La organización ambientalista Greenpeace ha emitido un documento en el que habla de las granjas porcícolas establecidas en la Península de Yucatán, donde se señaló que la proliferación de las granjas afecta la calidad del agua contaminando los mantos acuíferos, poniendo también en riesgo la salud de los pobladores.

De las 257 granjas que se encuentran en la Península de Yucatán tan sólo 22 tienen un Manifiesto de Impacto Ambiental, por lo que las demás actúan en un marco de ilegalidad, además de que actualmente con la pandemia siguen trabajando.

Al participar en la presentación del informe de Greenpeace, ¿Qué hay detrás de la industria porcícola en la Península de Yucatán? También se advirtió que al menos diez comunidades han denunciado afectaciones en la producción apícola, en la calidad del agua, además de que se vulneran los derechos de los pueblos.

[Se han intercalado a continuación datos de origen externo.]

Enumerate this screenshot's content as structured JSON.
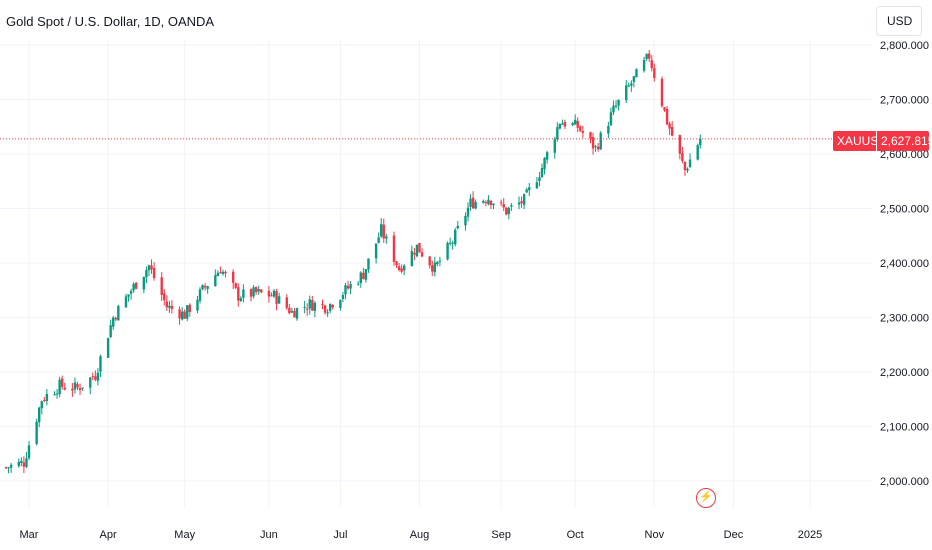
{
  "header": {
    "title": "Gold Spot / U.S. Dollar, 1D, OANDA",
    "currency_label": "USD"
  },
  "last_price_tag": {
    "symbol": "XAUUSD",
    "price": "2,627.815"
  },
  "event_icon": "lightning-bolt-icon",
  "colors": {
    "up": "#089981",
    "down": "#f23645",
    "grid": "#f0f3fa",
    "text": "#131722"
  },
  "chart_data": {
    "type": "candlestick",
    "title": "Gold Spot / U.S. Dollar, 1D, OANDA",
    "currency": "USD",
    "last_price": 2627.815,
    "ylim": [
      1960,
      2830
    ],
    "y_ticks": [
      2000,
      2100,
      2200,
      2300,
      2400,
      2500,
      2600,
      2700,
      2800
    ],
    "y_tick_labels": [
      "2,000.000",
      "2,100.000",
      "2,200.000",
      "2,300.000",
      "2,400.000",
      "2,500.000",
      "2,600.000",
      "2,700.000",
      "2,800.000"
    ],
    "x_range": [
      "2024-02-21",
      "2024-12-31"
    ],
    "x_ticks": [
      {
        "label": "Mar",
        "date": "2024-03-01"
      },
      {
        "label": "Apr",
        "date": "2024-04-01"
      },
      {
        "label": "May",
        "date": "2024-05-01"
      },
      {
        "label": "Jun",
        "date": "2024-06-03"
      },
      {
        "label": "Jul",
        "date": "2024-07-01"
      },
      {
        "label": "Aug",
        "date": "2024-08-01"
      },
      {
        "label": "Sep",
        "date": "2024-09-02"
      },
      {
        "label": "Oct",
        "date": "2024-10-01"
      },
      {
        "label": "Nov",
        "date": "2024-11-01"
      },
      {
        "label": "Dec",
        "date": "2024-12-02"
      },
      {
        "label": "2025",
        "date": "2025-01-01"
      }
    ],
    "closes": [
      {
        "date": "2024-02-21",
        "close": 2025
      },
      {
        "date": "2024-02-28",
        "close": 2034
      },
      {
        "date": "2024-03-06",
        "close": 2150
      },
      {
        "date": "2024-03-13",
        "close": 2175
      },
      {
        "date": "2024-03-20",
        "close": 2170
      },
      {
        "date": "2024-03-27",
        "close": 2195
      },
      {
        "date": "2024-04-03",
        "close": 2300
      },
      {
        "date": "2024-04-10",
        "close": 2350
      },
      {
        "date": "2024-04-17",
        "close": 2395
      },
      {
        "date": "2024-04-24",
        "close": 2320
      },
      {
        "date": "2024-05-01",
        "close": 2305
      },
      {
        "date": "2024-05-08",
        "close": 2350
      },
      {
        "date": "2024-05-15",
        "close": 2390
      },
      {
        "date": "2024-05-22",
        "close": 2340
      },
      {
        "date": "2024-05-29",
        "close": 2345
      },
      {
        "date": "2024-06-05",
        "close": 2340
      },
      {
        "date": "2024-06-12",
        "close": 2310
      },
      {
        "date": "2024-06-19",
        "close": 2325
      },
      {
        "date": "2024-06-26",
        "close": 2320
      },
      {
        "date": "2024-07-03",
        "close": 2350
      },
      {
        "date": "2024-07-10",
        "close": 2380
      },
      {
        "date": "2024-07-17",
        "close": 2460
      },
      {
        "date": "2024-07-24",
        "close": 2390
      },
      {
        "date": "2024-07-31",
        "close": 2430
      },
      {
        "date": "2024-08-07",
        "close": 2390
      },
      {
        "date": "2024-08-14",
        "close": 2440
      },
      {
        "date": "2024-08-21",
        "close": 2510
      },
      {
        "date": "2024-08-28",
        "close": 2520
      },
      {
        "date": "2024-09-04",
        "close": 2495
      },
      {
        "date": "2024-09-11",
        "close": 2515
      },
      {
        "date": "2024-09-18",
        "close": 2575
      },
      {
        "date": "2024-09-25",
        "close": 2660
      },
      {
        "date": "2024-10-02",
        "close": 2650
      },
      {
        "date": "2024-10-09",
        "close": 2610
      },
      {
        "date": "2024-10-16",
        "close": 2680
      },
      {
        "date": "2024-10-23",
        "close": 2730
      },
      {
        "date": "2024-10-30",
        "close": 2780
      },
      {
        "date": "2024-11-06",
        "close": 2660
      },
      {
        "date": "2024-11-13",
        "close": 2570
      },
      {
        "date": "2024-11-19",
        "close": 2627.815
      }
    ]
  }
}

Es en el territorio yucateco donde están establecidas la mayor cantidad de granjas de este tipo en el país con 222, de las cuales 122 se encuentran en áreas consideradas de atención prioritaria para la biodiversidad, 20 están en sitios de conservación, al menos 43 se ubican en Áreas Naturales Protegidas y una en un sitio Ramsar de acuerdo con los reportes de la organización ambientalista.

Según Viridiana Lázaro, especialista en Agricultura y Cambio Climático de Greenpeace otra de las situaciones que se presentan con las granjas porcícolas en Yucatán es que para desechar los residuos de los cerdos se utilizan aspersores dispersando los desechos por la selva afectando con ello la vegetación.

Fuentes: La Jornada.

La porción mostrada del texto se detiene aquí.